Richard dio par de pasos hacia atrás doblado sobre su abdomen por el fuerte dolor que sentía en su extremidad, la sangre salía a por botones, teñía todas las losas del suelo. Se desangraría de inmediato si no paraban el sangrado, la porción distal del antebrazo quedó entre los dientes del muerto que lo apresuró hacia él mordisqueándolo. Otro de ellos intentó arrebatárselo de las manos y parecieron pelear entre ambos por la comida.

—Hay que hacer un torniquete y cauterizar la herida. —Se apresuró a decir el Dr. Méndez.

Automáticamente se sacó la bata ensangrentada y se acercó a Richard con extrema prisa. En su camino, agarró una espumadera y comenzó a realizar el torniquete en el brazo del muchacho apenas llegó a él. Al terminar, dio un pequeño suspiro y se aseguró de que la hornilla donde había estado la olla con la que Tomás lanzó agua hirviendo al muerto estuviese prendida.

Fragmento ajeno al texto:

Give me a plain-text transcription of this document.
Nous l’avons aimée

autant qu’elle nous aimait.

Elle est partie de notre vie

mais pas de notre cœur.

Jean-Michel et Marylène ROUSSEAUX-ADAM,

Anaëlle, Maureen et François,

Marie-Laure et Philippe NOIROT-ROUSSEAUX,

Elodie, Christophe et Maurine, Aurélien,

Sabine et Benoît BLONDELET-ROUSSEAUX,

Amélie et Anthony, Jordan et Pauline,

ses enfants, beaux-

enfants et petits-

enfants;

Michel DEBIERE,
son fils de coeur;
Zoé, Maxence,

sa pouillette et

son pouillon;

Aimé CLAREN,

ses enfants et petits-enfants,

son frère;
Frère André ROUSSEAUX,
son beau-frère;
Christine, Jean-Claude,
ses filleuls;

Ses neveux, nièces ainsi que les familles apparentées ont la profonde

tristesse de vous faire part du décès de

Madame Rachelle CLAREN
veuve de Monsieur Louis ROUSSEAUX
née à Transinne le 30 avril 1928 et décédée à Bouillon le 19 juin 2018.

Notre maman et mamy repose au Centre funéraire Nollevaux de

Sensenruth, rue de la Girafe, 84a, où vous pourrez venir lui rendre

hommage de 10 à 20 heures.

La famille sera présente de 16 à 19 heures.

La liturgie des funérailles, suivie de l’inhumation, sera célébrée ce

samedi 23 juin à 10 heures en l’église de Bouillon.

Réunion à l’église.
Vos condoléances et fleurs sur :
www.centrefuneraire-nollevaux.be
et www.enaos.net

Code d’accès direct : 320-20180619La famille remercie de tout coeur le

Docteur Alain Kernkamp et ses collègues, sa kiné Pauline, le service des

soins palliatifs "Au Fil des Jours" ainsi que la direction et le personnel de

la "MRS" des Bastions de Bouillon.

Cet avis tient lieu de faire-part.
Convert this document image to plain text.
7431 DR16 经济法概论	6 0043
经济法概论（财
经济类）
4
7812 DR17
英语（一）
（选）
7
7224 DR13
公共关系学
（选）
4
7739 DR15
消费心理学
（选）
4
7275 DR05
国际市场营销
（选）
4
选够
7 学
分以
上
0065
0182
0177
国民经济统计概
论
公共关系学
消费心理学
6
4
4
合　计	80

Sin previo aviso le dio un pequeño pero certero empujón al escuálido joven y lo redujo en una llave para acercarlo a la hornilla. Le introdujo el muñón sangrante en el fuego, el olor a carne quemada inundó el lugar e invadió de forma súbita la nariz del doctor. Los demás quedaron perplejos con lo que acababa de suceder. El dolor para Richard se tornó insostenible, en su vida había pasado por algo similar, se sentía desfallecer.

Estaban tan centrados en el actuar del doctor que no se percataron, hasta ser demasiado tarde, que un zombi había logrado entrar al local cayendo de cabeza al suelo desde la ventana.

—¡Mierda! ¡Están entrando! —exclamó José horrorizado y dando pequeños pasos hacia atrás al sentir el estruendo de la caída.

—Rápido salgamos por el comedor —dijo Tomás agarrando al sudoroso Richard por debajo del brazo sano.

Salieron los cuatros por la puerta de doble hoja que separaba la cocina del comedor. Para entonces, Richard había palidecido notablemente, la pérdida de sangre había sido en demasía, se encontraba débil y apenas lograba dar un paso. Al entrar en el nuevo local, se apresuraron en desplazar varias mesas y apilarlas junto a la puerta, el primer zombi embistió con fuerza, pero, de momento, esta aguantó.

—Esto no los detendrá por mucho tiempo —afirmó José pensativo.

—Tenemos que salir de aquí, tenemos que llegar al edificio central para alertar a la nación. —Se apuró en decir Méndez, todos le miraron al unísono y afirmaron con la cabeza en un sí silencioso.